I can’t contain my sarcasm. “But April has a very, very good lawyer.”
“And she would be acquitted at trial,” Isabel returns promptly. “Only—”
“You don’t want it to go to trial,” Sebastian concludes.
“It would be devastating for April. This is too small a town for her to survive the kind of spotlight it would bring her under, and her entire life would be—” She swallows the words, unable to finish. “The police will have to make an arrest soon; the Whitneys will see to that. And if they can’t convince one of the other kids to turn on Arlo, April will be a sitting duck.

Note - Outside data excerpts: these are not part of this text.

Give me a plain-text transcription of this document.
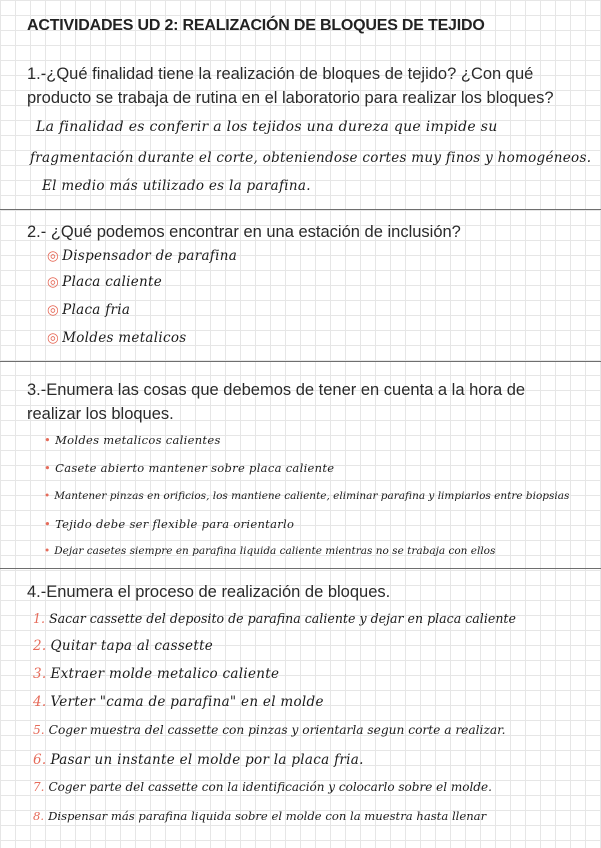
ACTIVIDADES UD 2: REALIZACIÓN DE BLOQUES DE TEJIDO
1.-¿Qué finalidad tiene la realización de bloques de tejido? ¿Con qué
producto se trabaja de rutina en el laboratorio para realizar los bloques?
La finalidad es conferir a los tejidos una dureza que impide su
fragmentación durante el corte, obteniendose cortes muy finos y homogéneos.
El medio más utilizado es la parafina.
2.- ¿Qué podemos encontrar en una estación de inclusión?
◎ Dispensador de parafina
◎ Placa caliente
◎ Placa fria
◎ Moldes metalicos
3.-Enumera las cosas que debemos de tener en cuenta a la hora de
realizar los bloques.
• Moldes metalicos calientes
• Casete abierto mantener sobre placa caliente
• Mantener pinzas en orificios, los mantiene caliente, eliminar parafina y limpiarlos entre biopsias
• Tejido debe ser flexible para orientarlo
• Dejar casetes siempre en parafina liquida caliente mientras no se trabaja con ellos
4.-Enumera el proceso de realización de bloques.
1. Sacar cassette del deposito de parafina caliente y dejar en placa caliente
2. Quitar tapa al cassette
3. Extraer molde metalico caliente
4. Verter "cama de parafina" en el molde
5. Coger muestra del cassette con pinzas y orientarla segun corte a realizar.
6. Pasar un instante el molde por la placa fria.
7. Coger parte del cassette con la identificación y colocarlo sobre el molde.
8. Dispensar más parafina liquida sobre el molde con la muestra hasta llenar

Her life will be ruined.”
“So what’s your proposition?” I ask with toneless reluctance, sweating in fear of her answer.
“You know these kids.” Her self-consciously cultured voice is almost imploring. “I am aware that they’re not your friends, but you are their age, and they’ll admit things to you that they won’t say in front of an adult—certainly not a police officer, and certainly not in the presence of an attorney hired by their parents.” Her hands flex open and shut, that massive diamond winking and spitting moonlight. “April paid you two thousand dollars to talk to these kids, to see what you could find out, and she said you believed they were lying to you.”
“They were,” I affirm carefully, taking an instinctive step back. The stench of blackmail is still thick in the air, and I still don’t like the direction the wind is blowing. “But I can’t even be sure they were all lying about the same thing.”
“I will pay you,” Isabel finally states, “to keep trying. The money April gave you is yours; I don’t care about it, and insofar as it looks bad for her, I am happy for no one else to learn about it, either. But I will give you double again—an additional four thousand—if you can turn up evidence that exonerates April before the police are forced to make an arrest.” She steps forward, her eyes flashing. “That is critical, Rufus. The deal depends on that condition. I will pay you, but only if you can provide something that preempts April’s arrest.”
I stare at her, open-mouthed. Isabel Covington is actually begging me for help. It’s a deal with the devil—literally, from my viewpoint—but once again, the arithmetic is incredibly simple: April’s two, plus Isabel’s four, plus the two thousand my uncle Connor borrowed last Christmas together equals the eight grand my mom needs to pay back the bank. But is it worth it?